Ext has been under the Ext license since release 1.1. So as long as you are using 1.0.x, you are fine.
On Mon, Mar 31, 2008 at 3:07 PM, David Turner <
novalis@openplans.org> wrote:
On Mon, 2008-03-31 at 15:07 -0400, David Turner wrote:
> The plain LGPL has no field-of-use restriction. The restriction added
> in the Ext license present a few major problems:
>
> 1. The new license is no longer compatible with the plain GPL. The
> plain GPL (any version) does not permit additional restrictions on field
> of use.
>
> 2. The new license would not be considered to be a free software license
> by FSF, nor an open source license by OSI. I can tell you this with
> absolute certainty, since one of my duties when I worked for FSF was
> evaluating licenses.
>
> 3. The new license is confusing.

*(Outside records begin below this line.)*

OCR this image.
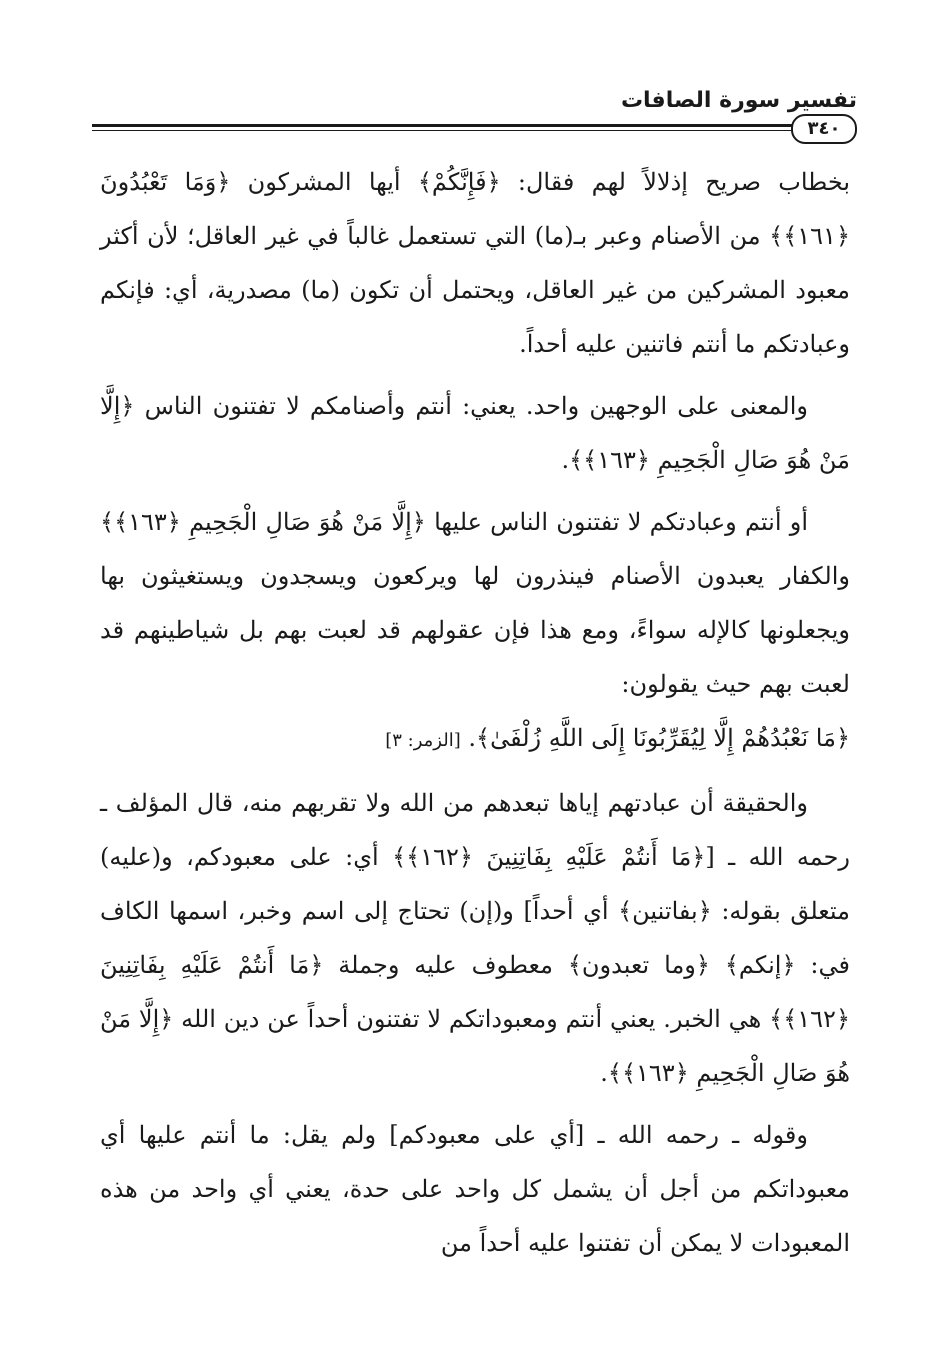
تفسير سورة الصافات
٣٤٠

بخطاب صريح إذلالاً لهم فقال: ﴿فَإِنَّكُمْ﴾ أيها المشركون ﴿وَمَا تَعْبُدُونَ ﴿١٦١﴾﴾ من الأصنام وعبر بـ(ما) التي تستعمل غالباً في غير العاقل؛ لأن أكثر معبود المشركين من غير العاقل، ويحتمل أن تكون (ما) مصدرية، أي: فإنكم وعبادتكم ما أنتم فاتنين عليه أحداً.

والمعنى على الوجهين واحد. يعني: أنتم وأصنامكم لا تفتنون الناس ﴿إِلَّا مَنْ هُوَ صَالِ الْجَحِيمِ ﴿١٦٣﴾﴾.

أو أنتم وعبادتكم لا تفتنون الناس عليها ﴿إِلَّا مَنْ هُوَ صَالِ الْجَحِيمِ ﴿١٦٣﴾﴾ والكفار يعبدون الأصنام فينذرون لها ويركعون ويسجدون ويستغيثون بها ويجعلونها كالإله سواءً، ومع هذا فإن عقولهم قد لعبت بهم بل شياطينهم قد لعبت بهم حيث يقولون:
﴿مَا نَعْبُدُهُمْ إِلَّا لِيُقَرِّبُونَا إِلَى اللَّهِ زُلْفَىٰ﴾. [الزمر: ٣]

والحقيقة أن عبادتهم إياها تبعدهم من الله ولا تقربهم منه، قال المؤلف ـ رحمه الله ـ [﴿مَا أَنتُمْ عَلَيْهِ بِفَاتِنِينَ ﴿١٦٢﴾﴾ أي: على معبودكم، و(عليه) متعلق بقوله: ﴿بفاتنين﴾ أي أحداً] و(إن) تحتاج إلى اسم وخبر، اسمها الكاف في: ﴿إنكم﴾ ﴿وما تعبدون﴾ معطوف عليه وجملة ﴿مَا أَنتُمْ عَلَيْهِ بِفَاتِنِينَ ﴿١٦٢﴾﴾ هي الخبر. يعني أنتم ومعبوداتكم لا تفتنون أحداً عن دين الله ﴿إِلَّا مَنْ هُوَ صَالِ الْجَحِيمِ ﴿١٦٣﴾﴾.

وقوله ـ رحمه الله ـ [أي على معبودكم] ولم يقل: ما أنتم عليها أي معبوداتكم من أجل أن يشمل كل واحد على حدة، يعني أي واحد من هذه المعبودات لا يمكن أن تفتنوا عليه أحداً من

It says it's LGPL, but then gives up
> on many of the most important characteristics of the LGPL.
>
> 4. I have no idea what a "developer toolkit" is.
>
> Unfortunately, under these circumstances, I cannot recommend the use of
> current versions of Ext. I will be recommending that we peg ourselves
> to the latest version of Ext which was available under the plain LGPL.
> This is what
[sorry, accidentally hit send early].
This is what we appear to be using now.